Tom: EVS is best way to see another country and culture
Tom had an excellent opportunity to explore Romanian culture and develop his passion for media during his EVS project. “I saw that the skills I already had were appreciated and valuable,” he said. Read his story here.
|Tom introduces himself:|
“My name is Tom Lever, I am from a small village outside the city of Bradford in the United Kingdom. I used to work as a graphic designer, making logos and adverts for big companies. I worked in big cities around the UK, but when my Grandmother got sick in 2012 I decided to return home to look after her. I tried to work from home, but quickly ran out of customers in my small village. After 2 years of caring for my Gran, she had improved enough for other people to take over her care. So I wanted to get back into work again by doing some Erasmus+ projects. In 2014 I took part in a short EVS to Indonesia about film and photography, then I went on my first Erasmus+ training course – it was about marketing and it was the first time I travelled to Romania. In 2015 I attended another training course in Romania and also helped to run one in Wales, UK. Now it’s 2016 and I am about to finish a 6 month EVS about film and photography in Romania.”
“When I first thought about doing an EVS I was intimidated by the length of time I would be living in another country. “4 weeks is too long! I have a life here at home!” But after completing my 3rd EVS, this time for 6 months in Romania, I can tell you that time moves so fast you will feel like you were barely away from home at all. I had done 2 short-term EVS before and wanted to do a long one before I became too old and lost my chance forever. I think they are the best way to see another country and culture. I have never liked short holidays or city-breaks, because it takes time to really notice the details of how other people live, an EVS gives you that opportunity.
All I wanted to do was explore my new country
Everything is very exciting at first. New people, new places, new sights and sounds. Everything is an adventure and all I wanted to do was explore my new country. Obviously as the months pass you become totally familiar with your surroundings, but that only means that you find your excitement in other things – like your volunteering work and activities.
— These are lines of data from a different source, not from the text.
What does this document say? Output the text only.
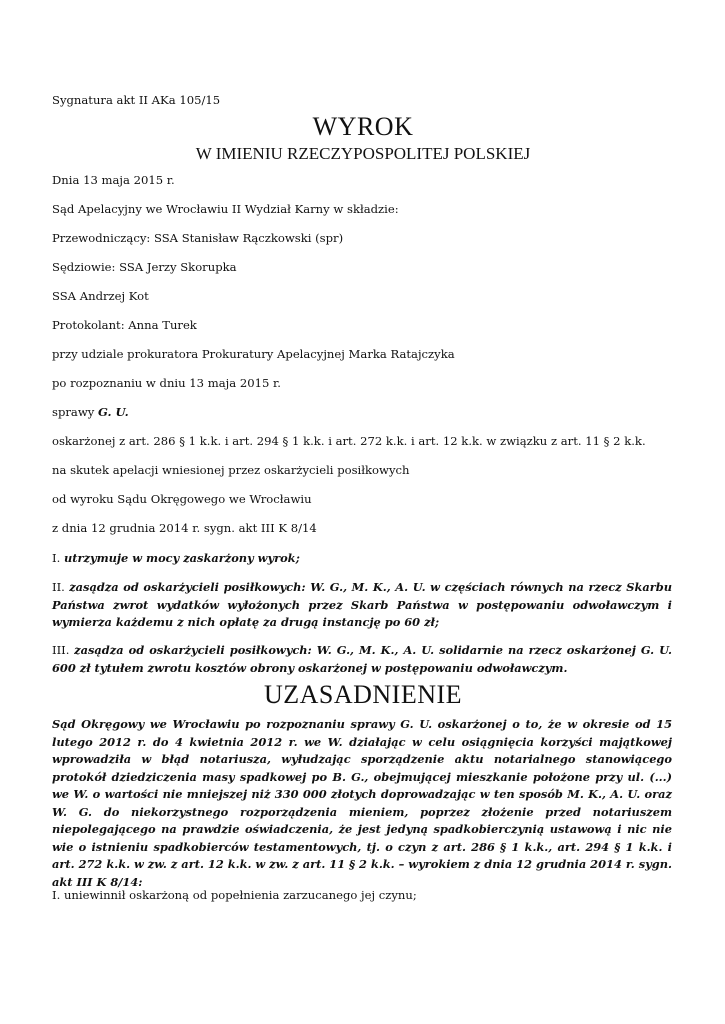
Sygnatura akt II AKa 105/15

WYROK
W IMIENIU RZECZYPOSPOLITEJ POLSKIEJ

Dnia 13 maja 2015 r.

Sąd Apelacyjny we Wrocławiu II Wydział Karny w składzie:

Przewodniczący: SSA Stanisław Rączkowski (spr)

Sędziowie: SSA Jerzy Skorupka

SSA Andrzej Kot

Protokolant: Anna Turek

przy udziale prokuratora Prokuratury Apelacyjnej Marka Ratajczyka

po rozpoznaniu w dniu 13 maja 2015 r.

sprawy G. U.

oskarżonej z art. 286 § 1 k.k. i art. 294 § 1 k.k. i art. 272 k.k. i art. 12 k.k. w związku z art. 11 § 2 k.k.

na skutek apelacji wniesionej przez oskarżycieli posiłkowych

od wyroku Sądu Okręgowego we Wrocławiu

z dnia 12 grudnia 2014 r. sygn. akt III K 8/14

I. utrzymuje w mocy zaskarżony wyrok;

II. zasądza od oskarżycieli posiłkowych: W. G., M. K., A. U. w częściach równych na rzecz Skarbu Państwa zwrot wydatków wyłożonych przez Skarb Państwa w postępowaniu odwoławczym i wymierza każdemu z nich opłatę za drugą instancję po 60 zł;

III. zasądza od oskarżycieli posiłkowych: W. G., M. K., A. U. solidarnie na rzecz oskarżonej G. U. 600 zł tytułem zwrotu kosztów obrony oskarżonej w postępowaniu odwoławczym.

UZASADNIENIE

Sąd Okręgowy we Wrocławiu po rozpoznaniu sprawy G. U. oskarżonej o to, że w okresie od 15 lutego 2012 r. do 4 kwietnia 2012 r. we W. działając w celu osiągnięcia korzyści majątkowej wprowadziła w błąd notariusza, wyłudzając sporządzenie aktu notarialnego stanowiącego protokół dziedziczenia masy spadkowej po B. G., obejmującej mieszkanie położone przy ul. (...) we W. o wartości nie mniejszej niż 330 000 złotych doprowadzając w ten sposób M. K., A. U. oraz W. G. do niekorzystnego rozporządzenia mieniem, poprzez złożenie przed notariuszem niepolegającego na prawdzie oświadczenia, że jest jedyną spadkobierczynią ustawową i nic nie wie o istnieniu spadkobierców testamentowych, tj. o czyn z art. 286 § 1 k.k., art. 294 § 1 k.k. i art. 272 k.k. w zw. z art. 12 k.k. w zw. z art. 11 § 2 k.k. – wyrokiem z dnia 12 grudnia 2014 r. sygn. akt III K 8/14:

I. uniewinnił oskarżoną od popełnienia zarzucanego jej czynu;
My EVS project was called ‘Culture Zoom: Youth Focus’. We explored Romanian culture and shared what we saw online by posting photos and videos on blogs and websites. We also worked as teachers in 2 high schools and 1 orphanage, we taught art and design to the young people using non-formal education methods.
During my EVS, I found really challenging to meeting deadlines as a group. I am used to working alone and getting jobs done quickly, so I had to learn to rely on my fellow volunteers (and not to get mad when they failed to deliver). I have actually learned very little Romanian, because working and living with English-speakers made it difficult to practice my Romanian.
You can choose the work you enjoy doing
We have been lucky to have a great mentor called Alexandru. He reminded us every week to look at the big picture of our EVS and to enjoy it in any way possible. I really enjoyed exploring the country’s different locations and taking photos of it. During my EVS I was doing things that I have wanted to do for many years like snowboarding on a real mountain. Experiencing a lifestyle that is very different to how people live back home – the weather here is so different – Romania gets very extreme temperatures.
I think EVS showed me that everyone has to work in life, but you can choose for that work to be something you enjoy doing. If you do this, you will be happy all day long.I learned a new language (a little) and I saw that the skills I already had (drawing, photography, video-making) are appreciated and valuable. Much more valuable than I thought they were. This has given me the confidence to pursue a career doing something I am good at and I enjoy.”